Tras las nuevas amenazas del fiscal general de Estados Unidos, Jeff Sessions, de derogar políticas pro inmigrantes y quitar fondos federales a las ciudades “santuario”, el procurador general de Nueva York, Eric Schneiderman, afirmó que el gobierno de Donald Trump carece de autoridad constitucional para recortar los apoyos económicos a las jurisdicciones que se nieguen a detener y deportar a indocumentados.
En un comunicado, Schneiderman indicó que a pesar de las declaraciones de Sessions, los gobiernos estatales y locales, así como la policía, "tienen facultades bajo la Constitución para decidir no cumplir las leyes de inmigración".
"El presidente Trump carece de la autoridad constitucional para cortar los fondos a los estados y ciudades simplemente porque han actuado legalmente para proteger a las familias inmigrantes", reiteró.
Asimismo, el procurador aseguró que su oficina continuará apoyando a los gobiernos locales para que tengan las herramientas que necesitan para proteger legalmente a sus comunidades inmigrantes. "No dejaremos de luchar para derrotar a las políticas de inmigración anti-estadunidenses del presidente Trump".
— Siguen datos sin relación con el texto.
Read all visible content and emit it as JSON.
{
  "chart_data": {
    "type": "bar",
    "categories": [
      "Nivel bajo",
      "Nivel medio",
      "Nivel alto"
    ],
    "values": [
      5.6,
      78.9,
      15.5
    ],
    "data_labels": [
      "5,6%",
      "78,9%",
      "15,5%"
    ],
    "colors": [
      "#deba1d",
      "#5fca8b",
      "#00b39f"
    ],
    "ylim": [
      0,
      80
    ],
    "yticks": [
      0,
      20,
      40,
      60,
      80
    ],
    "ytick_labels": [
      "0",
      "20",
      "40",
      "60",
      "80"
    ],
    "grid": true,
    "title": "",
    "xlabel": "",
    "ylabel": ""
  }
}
Sessions, por otra parte, prometió el pasado lunes abolir las recientes políticas creadas para proteger de la deportación a los indocumentados y recortar los fondos federales si se resisten a colaborar con el gobierno. Pues según él, "estas políticas no pueden continuar. Hacen que nuestra nación sea menos segura al devolver a los criminales a la calle”.
Por ello, el fiscal general anunció que los estados que busquen subvenciones del Departamento de Justicia tendrán que demostrar que persiguen a los extranjeros que han cometido crímenes o han entrado al país de manera ilegal.
Durante su intervención, Sessions citó un informe del Departamento de Seguridad Nacional, que indica que en una semana (no determinada) hubo más de 200 instancias que se negaron a "honrar las solicitudes de detención de ICE (policía migratoria) de personas acusadas de serios crímenes, como tráfico de drogas, ofensas contra menores de edad, violaciones e incluso asesinatos”.
Pero, el líder del senado de California, Kevin de León, difiere con dicho informe y aseguró que los datos reales muestran que los “condados santuario no sólo son más seguros que las jurisdicciones comparables no-santuario, sino que también están mejor económicamente”, esto tras calificar de chantaje la declaración del fiscal general de EU.
"En lugar de hacernos más seguros, la administración del presidente Donald Trump está propagando el miedo y promoviendo un chivo expiatorio basado en la raza de la persona”, denunció.